Academics and companies have done a lot of research in separate labs, much of which involved re-doing some of the same kind of experiments, noted Bill Wallace, executive director of US Ignite, which operates the PAWR Project Office with Northeastern University. Part of the NSF’s motivation is to eliminate redundant experiments.
The goal in this case was to create up to four platforms of a diverse nature that could be used to lead the country into the wireless future, and the Salt Lake City project is one of the four. COSMOS is another one, and two more that are yet to be announced are expected to have more of an application focus.
The Utah institution also is partnering with Rice University in Texas, which brings a lot of expertise in Massive MIMO. A 64-antenna system is close to being deployed; some equipment was damaged in transit or it would have been deployed by now, according to Van der Merwe. With that system, users will be able to test operations on base stations that use hundreds of antennas serving many users on the same frequency and have the potential to deliver speeds at 100 times the rate of wireless networks today.
In some ways, it’s almost a perfect storm that’s happening in the sense there are a lot of open source initiatives right now and many of them are overlapping if not competing, and it’s unclear what’s going to win out. The PAWR platform is an ideal place to conduct development, testing and evaluation in a realistic environment; it's got the entire framework to put it all together, according to Van der Merwe.

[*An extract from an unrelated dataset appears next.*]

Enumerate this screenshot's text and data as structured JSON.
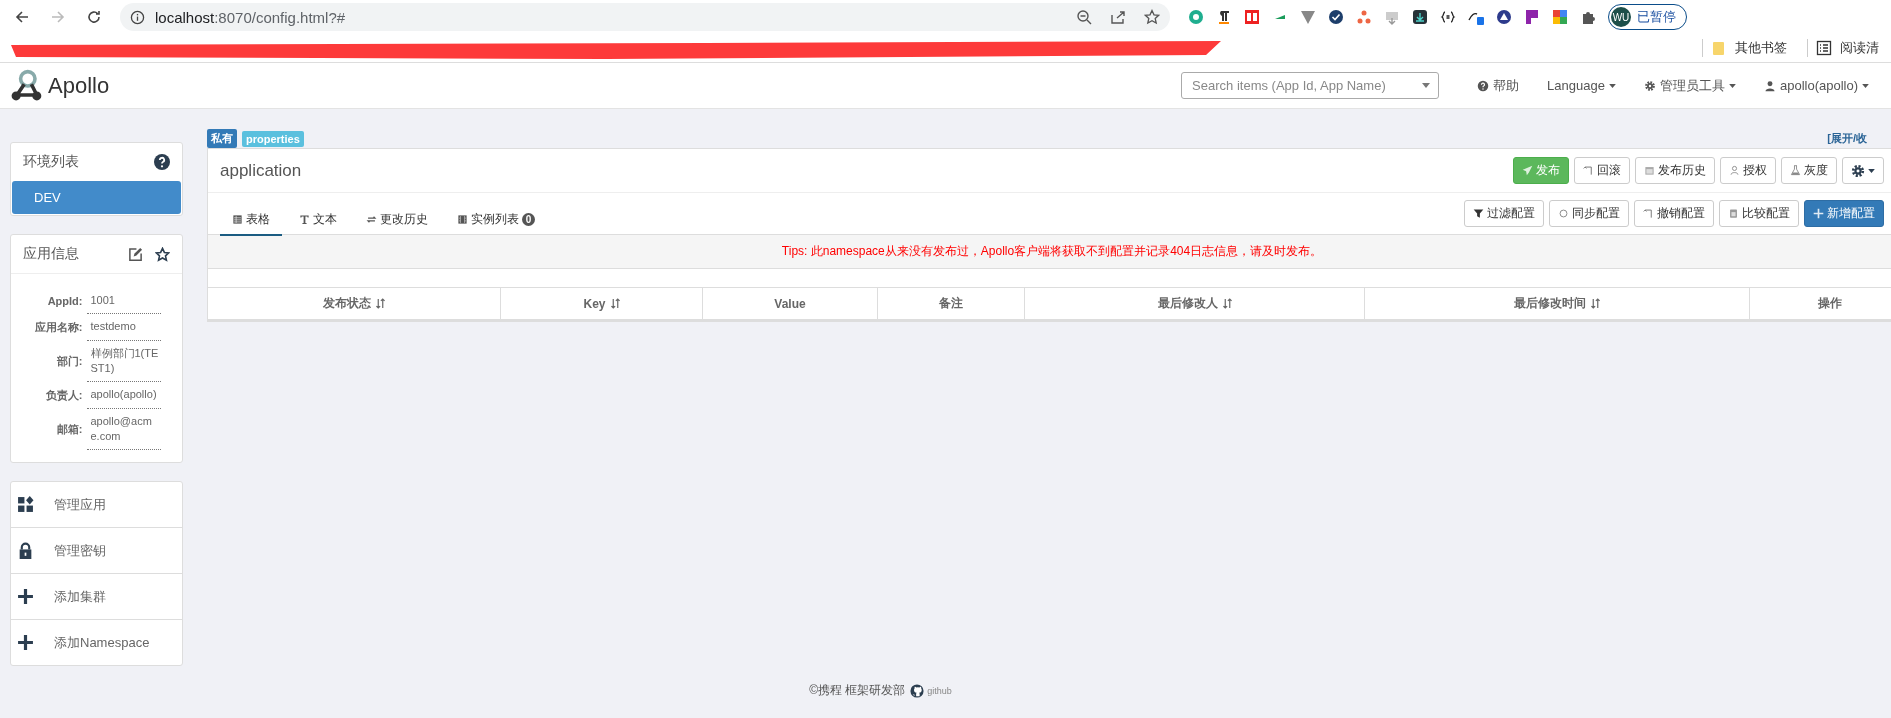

With all the talk of opening up the RAN, it’s also an ideal environment to explore the ramifications of doing that.
“We have the means to enable the experimentation to figure out what would work under what conditions,” he told FierceWirelessTech.
It can also be the platform for researchers interested in delving into 5G New Radio, and how it reacts to modifications, or how a 5G slice would enable very low latency and high reliability. It could also provide the platform for examining how NFV would play into multiple 5G slices and how that’s orchestrated.
On the roadmap at the Salt Lake campus is a dense deployment, targeting things like C-V2X that require more street level sites; that will require more base stations, and it’s part of the plan to facilitate research in that space.